Karkówka pieczona z czosnkiem i jabłkami
Czyli coś, czego pewnie nie zrobiłabym nigdy, gdyby nie to, że padła nam płyta ceramiczna i piekarnik stał się jedyną szansą na ciepły obiad. Przepis w sumie banalnie prosty, ale efekt naprawdę rewelacyjny (jak wiadomo, skromność jest dobra dla tych, którzy nie mają innych zalet) :)
Składniki:
- spory kawałek karkówki (miałam około kilograma)
- 1 jabłko
- 1 główka czosnku
- łyżka majeranku
- łyżka soli
- parę łyżek czerwonego wina
Przygotowanie:
Mięso wytytłać w soli i majeranku, zawinąć w folię albo włożyć do przykrytego naczynia, schować na noc do lodówki. Następnego dnia obrać czosnek, jabłko pozbawić gniazda nasiennego, ogonka itp. (skórka zostaje) i pokroić w nieduże kawałki. Do rękawa lub woreczka do pieczenia (uwaga, #womm: używam Jana Niezbędnego, dobre i tanie) włożyć kawałki jabłka i ząbki czosnku, wlać wino, wsadzić mięso (niech leży na jabłku i czosnku), zawiązać rękaw/worek szczelnie. I teraz cały sekret: piec długo w niskiej temperaturze (najpierw godzinę przez ok. 140°C z termoobiegiem, potem jeszcze ze dwie–trzy godziny w ok.110°C bez termoobiegu).

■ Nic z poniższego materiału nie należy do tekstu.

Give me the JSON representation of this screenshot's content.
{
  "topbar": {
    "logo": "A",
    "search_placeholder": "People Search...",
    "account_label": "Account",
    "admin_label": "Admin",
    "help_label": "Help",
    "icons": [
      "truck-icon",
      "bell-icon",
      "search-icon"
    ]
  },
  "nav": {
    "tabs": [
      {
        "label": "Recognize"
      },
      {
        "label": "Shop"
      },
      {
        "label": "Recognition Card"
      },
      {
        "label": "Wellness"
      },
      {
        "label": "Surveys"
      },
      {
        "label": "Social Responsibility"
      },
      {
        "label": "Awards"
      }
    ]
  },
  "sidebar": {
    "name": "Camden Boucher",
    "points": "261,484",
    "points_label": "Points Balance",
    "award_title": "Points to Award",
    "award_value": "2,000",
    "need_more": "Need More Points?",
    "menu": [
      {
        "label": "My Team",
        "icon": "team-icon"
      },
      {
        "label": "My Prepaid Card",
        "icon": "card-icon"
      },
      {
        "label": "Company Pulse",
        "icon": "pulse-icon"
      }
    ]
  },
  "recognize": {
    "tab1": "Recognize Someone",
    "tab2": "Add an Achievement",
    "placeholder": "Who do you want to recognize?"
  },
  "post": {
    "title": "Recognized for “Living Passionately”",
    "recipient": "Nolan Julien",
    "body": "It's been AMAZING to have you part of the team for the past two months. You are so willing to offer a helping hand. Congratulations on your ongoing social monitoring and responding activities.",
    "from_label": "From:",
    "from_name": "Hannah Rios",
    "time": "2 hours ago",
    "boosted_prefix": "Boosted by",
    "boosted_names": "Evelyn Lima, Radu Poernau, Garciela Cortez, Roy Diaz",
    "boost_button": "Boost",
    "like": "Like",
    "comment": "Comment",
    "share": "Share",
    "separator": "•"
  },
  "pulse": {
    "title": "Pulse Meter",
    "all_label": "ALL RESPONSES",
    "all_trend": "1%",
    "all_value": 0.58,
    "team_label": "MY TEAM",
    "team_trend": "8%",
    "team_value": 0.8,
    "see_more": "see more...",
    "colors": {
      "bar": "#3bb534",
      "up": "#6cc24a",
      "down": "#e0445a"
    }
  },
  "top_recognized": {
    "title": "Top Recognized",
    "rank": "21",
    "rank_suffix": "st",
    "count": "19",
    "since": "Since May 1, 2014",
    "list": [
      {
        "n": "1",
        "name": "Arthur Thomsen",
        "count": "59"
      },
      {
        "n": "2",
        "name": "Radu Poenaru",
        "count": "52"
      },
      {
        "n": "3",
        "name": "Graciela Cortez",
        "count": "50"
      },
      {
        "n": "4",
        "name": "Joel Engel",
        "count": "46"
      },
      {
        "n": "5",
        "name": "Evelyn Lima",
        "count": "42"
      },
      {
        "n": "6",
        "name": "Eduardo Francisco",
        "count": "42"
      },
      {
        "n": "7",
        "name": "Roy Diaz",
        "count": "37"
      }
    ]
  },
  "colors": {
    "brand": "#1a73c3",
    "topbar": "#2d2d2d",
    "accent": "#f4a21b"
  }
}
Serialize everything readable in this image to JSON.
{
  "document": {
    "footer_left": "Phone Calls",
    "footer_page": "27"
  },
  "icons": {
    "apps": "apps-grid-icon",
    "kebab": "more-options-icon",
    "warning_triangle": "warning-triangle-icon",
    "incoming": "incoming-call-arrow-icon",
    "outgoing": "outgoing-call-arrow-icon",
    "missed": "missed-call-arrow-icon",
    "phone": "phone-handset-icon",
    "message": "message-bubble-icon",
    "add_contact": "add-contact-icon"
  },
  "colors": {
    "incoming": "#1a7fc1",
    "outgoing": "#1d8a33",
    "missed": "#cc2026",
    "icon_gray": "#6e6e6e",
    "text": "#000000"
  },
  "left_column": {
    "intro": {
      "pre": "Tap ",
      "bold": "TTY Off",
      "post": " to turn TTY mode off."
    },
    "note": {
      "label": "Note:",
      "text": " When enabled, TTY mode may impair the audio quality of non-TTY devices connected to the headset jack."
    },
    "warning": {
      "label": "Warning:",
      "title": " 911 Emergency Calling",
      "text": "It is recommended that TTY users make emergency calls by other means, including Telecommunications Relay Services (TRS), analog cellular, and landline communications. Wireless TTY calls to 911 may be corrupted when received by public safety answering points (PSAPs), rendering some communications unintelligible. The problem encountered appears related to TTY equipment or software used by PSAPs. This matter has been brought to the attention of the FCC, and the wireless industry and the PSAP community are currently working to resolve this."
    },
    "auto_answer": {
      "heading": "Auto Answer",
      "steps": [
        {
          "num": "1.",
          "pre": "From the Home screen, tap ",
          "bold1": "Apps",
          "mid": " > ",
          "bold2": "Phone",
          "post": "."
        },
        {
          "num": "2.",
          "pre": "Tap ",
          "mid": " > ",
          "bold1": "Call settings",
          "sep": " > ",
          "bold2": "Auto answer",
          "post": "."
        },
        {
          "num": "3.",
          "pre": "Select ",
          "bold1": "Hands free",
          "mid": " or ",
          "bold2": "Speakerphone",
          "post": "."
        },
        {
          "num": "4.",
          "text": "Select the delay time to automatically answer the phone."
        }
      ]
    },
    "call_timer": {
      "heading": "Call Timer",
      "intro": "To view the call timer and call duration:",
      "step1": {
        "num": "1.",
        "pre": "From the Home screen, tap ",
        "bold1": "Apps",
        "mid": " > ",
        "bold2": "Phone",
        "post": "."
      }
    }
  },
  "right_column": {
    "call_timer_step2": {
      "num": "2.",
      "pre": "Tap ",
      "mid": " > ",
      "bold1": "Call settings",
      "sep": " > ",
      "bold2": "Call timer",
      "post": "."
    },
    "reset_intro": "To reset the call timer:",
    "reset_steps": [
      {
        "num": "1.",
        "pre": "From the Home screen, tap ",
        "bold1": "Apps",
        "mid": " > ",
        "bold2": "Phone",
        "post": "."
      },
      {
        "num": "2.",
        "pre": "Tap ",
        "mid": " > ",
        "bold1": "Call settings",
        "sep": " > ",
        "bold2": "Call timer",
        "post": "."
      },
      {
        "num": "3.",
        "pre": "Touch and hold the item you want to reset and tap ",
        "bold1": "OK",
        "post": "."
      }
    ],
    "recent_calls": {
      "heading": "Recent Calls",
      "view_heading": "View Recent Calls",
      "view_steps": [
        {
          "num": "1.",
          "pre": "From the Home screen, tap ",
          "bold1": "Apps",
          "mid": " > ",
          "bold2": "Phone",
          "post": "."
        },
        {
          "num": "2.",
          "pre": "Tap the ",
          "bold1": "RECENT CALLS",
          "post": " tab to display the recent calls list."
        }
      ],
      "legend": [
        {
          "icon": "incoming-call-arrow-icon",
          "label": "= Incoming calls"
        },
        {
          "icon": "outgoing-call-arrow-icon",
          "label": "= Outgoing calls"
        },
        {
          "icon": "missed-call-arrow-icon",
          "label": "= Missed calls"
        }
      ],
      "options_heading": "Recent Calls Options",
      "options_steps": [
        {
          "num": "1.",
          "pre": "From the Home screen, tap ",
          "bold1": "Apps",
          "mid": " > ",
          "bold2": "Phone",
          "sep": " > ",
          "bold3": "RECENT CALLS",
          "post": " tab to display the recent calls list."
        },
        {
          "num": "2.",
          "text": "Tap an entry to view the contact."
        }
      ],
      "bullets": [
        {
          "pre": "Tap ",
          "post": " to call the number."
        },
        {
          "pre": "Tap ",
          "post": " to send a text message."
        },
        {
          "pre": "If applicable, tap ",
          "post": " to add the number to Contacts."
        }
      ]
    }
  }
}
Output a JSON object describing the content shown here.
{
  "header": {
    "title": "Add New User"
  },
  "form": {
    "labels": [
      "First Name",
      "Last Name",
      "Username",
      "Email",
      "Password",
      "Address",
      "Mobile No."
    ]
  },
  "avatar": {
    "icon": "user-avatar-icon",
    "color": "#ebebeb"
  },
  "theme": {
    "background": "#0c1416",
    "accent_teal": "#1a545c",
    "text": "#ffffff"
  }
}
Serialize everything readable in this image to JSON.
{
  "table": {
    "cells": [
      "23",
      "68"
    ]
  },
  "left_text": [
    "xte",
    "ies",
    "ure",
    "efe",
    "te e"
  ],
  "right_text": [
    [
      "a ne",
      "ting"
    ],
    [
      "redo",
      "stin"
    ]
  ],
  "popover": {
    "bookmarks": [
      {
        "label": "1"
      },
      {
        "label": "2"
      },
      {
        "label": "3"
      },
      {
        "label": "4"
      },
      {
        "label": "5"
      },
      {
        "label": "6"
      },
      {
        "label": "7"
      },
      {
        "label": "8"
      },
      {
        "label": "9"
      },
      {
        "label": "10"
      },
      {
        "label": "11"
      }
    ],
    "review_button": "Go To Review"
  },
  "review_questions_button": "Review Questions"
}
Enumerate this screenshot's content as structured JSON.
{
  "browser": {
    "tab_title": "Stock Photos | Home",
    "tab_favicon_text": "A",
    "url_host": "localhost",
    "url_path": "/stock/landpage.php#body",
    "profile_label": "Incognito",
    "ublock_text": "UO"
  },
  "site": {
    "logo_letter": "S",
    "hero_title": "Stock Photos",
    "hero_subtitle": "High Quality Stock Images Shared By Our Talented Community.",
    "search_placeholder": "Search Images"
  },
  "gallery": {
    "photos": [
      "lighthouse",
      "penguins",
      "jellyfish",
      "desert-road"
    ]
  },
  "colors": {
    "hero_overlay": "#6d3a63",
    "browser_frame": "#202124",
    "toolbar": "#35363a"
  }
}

Żeby pokroić na plastry, trzeba mieć bardzo (ale naprawdę BARDZO) ostry nóż albo porządnie schłodzić pieczeń w lodówce, inaczej się rozlezie. Co rzecz jasna absolutnie nie wpłynie ujemnie na jej smak.
Uwaga natury ogólnej: zdaję sobie sprawę, że odpalanie piekarnika na 4 godziny tylko po to, żeby upiec kawałek mięsa, nie jest szczególnie oszczędne ani environment friendly, ale mięso (każde) pieczone w ten sposób wychodzi naprawdę świetnie: jest mięciutkie, kruche, soczyste.